Throughout his career Ealey has had many honors, he said. Among those honors are having plaques dedicated to him in The B.B. King Museum and Delta Interpretive Center in Indianola, in the Ole Miss Blues Archive in Oxford and a Blues Trail marker.
As for awards, however, Ealey said he has not received many.
That’s why his latest accolade, “The Muddy” Lifetime Blues Award, presented to him by the Jus Blues Music Foundation July 29 through Aug. 1 in Tunica.
“I feel flattered,” Ealey said of receiving the award. “I’m very honored and very flattered.”
Ealey said he traveled to Tunica for the event where he performed over the weekend, sharing the bill with other notable blues performers.
Other blues musicians who received awards at the event, include some living and some deceased, Irma Thomas, Little Milton, Trudy Lynn, Bobby Blue Bland, KoKo Taylor and Denise LaSalle.
Ealey, at age 82, said he enjoys performing the blues at every opportunity, and he played 100 shows last year.
“I don’t travel far,” Ealey said, “mostly the Mississippi Delta and the Miss Lou.”
Some of Ealey’s favorite blues musicians, he said, include B.B. King, Albert King, Little Milton and, of course, the namesake of his lifetime achievement award, the late Muddy Waters.
Ealey said he has been honored to have shared a stage with some of those legends.
Ealey, however, said he never got to perform with or to see Muddy Waters perform live, only on television.
Ealey said he hopes when he performs for audiences they understand that he is performing authentic blues, which Ealey said he believes has deviated from its roots.
When the blues became popular in the 1950s, Ealey said it was authentic. Later it branched out with Rhythm and Blues.

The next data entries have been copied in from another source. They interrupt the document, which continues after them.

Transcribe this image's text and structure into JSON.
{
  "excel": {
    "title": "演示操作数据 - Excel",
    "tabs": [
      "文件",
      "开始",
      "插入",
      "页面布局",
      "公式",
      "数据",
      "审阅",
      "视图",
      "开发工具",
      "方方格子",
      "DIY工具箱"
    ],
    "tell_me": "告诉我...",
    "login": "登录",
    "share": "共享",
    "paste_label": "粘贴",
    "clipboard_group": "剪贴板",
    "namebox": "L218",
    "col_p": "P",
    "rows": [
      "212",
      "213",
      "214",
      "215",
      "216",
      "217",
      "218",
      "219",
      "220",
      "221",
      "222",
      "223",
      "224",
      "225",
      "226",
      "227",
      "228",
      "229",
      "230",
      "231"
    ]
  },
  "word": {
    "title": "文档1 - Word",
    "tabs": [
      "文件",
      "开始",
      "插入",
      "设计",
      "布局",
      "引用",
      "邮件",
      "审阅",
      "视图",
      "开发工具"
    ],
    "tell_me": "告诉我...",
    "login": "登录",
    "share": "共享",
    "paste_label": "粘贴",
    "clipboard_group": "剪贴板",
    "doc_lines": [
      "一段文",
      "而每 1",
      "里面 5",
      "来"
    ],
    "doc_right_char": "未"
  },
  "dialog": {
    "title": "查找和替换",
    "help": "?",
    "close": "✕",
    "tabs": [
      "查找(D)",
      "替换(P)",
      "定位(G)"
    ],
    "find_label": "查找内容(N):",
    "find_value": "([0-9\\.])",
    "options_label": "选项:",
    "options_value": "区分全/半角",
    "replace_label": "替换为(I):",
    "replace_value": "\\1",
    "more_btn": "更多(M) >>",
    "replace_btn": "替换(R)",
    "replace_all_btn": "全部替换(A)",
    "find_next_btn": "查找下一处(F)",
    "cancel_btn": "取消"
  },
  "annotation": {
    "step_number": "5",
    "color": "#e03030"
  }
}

Over the years Ealey said he believes the blues has strayed.
“They started changing the meaning of the blues and started giving blues all kinds of different titles,” Ealey said. “In the earlier years R&B meant rhythm and blues, which stood for slow tempo and the up tempo was the rhythm. Now they give R&B all kinds of titles. Blues is my heritage. When I perform, I feel like I’m trying to hold on to something that is real,” Ealey said, adding he hopes that audiences understand that.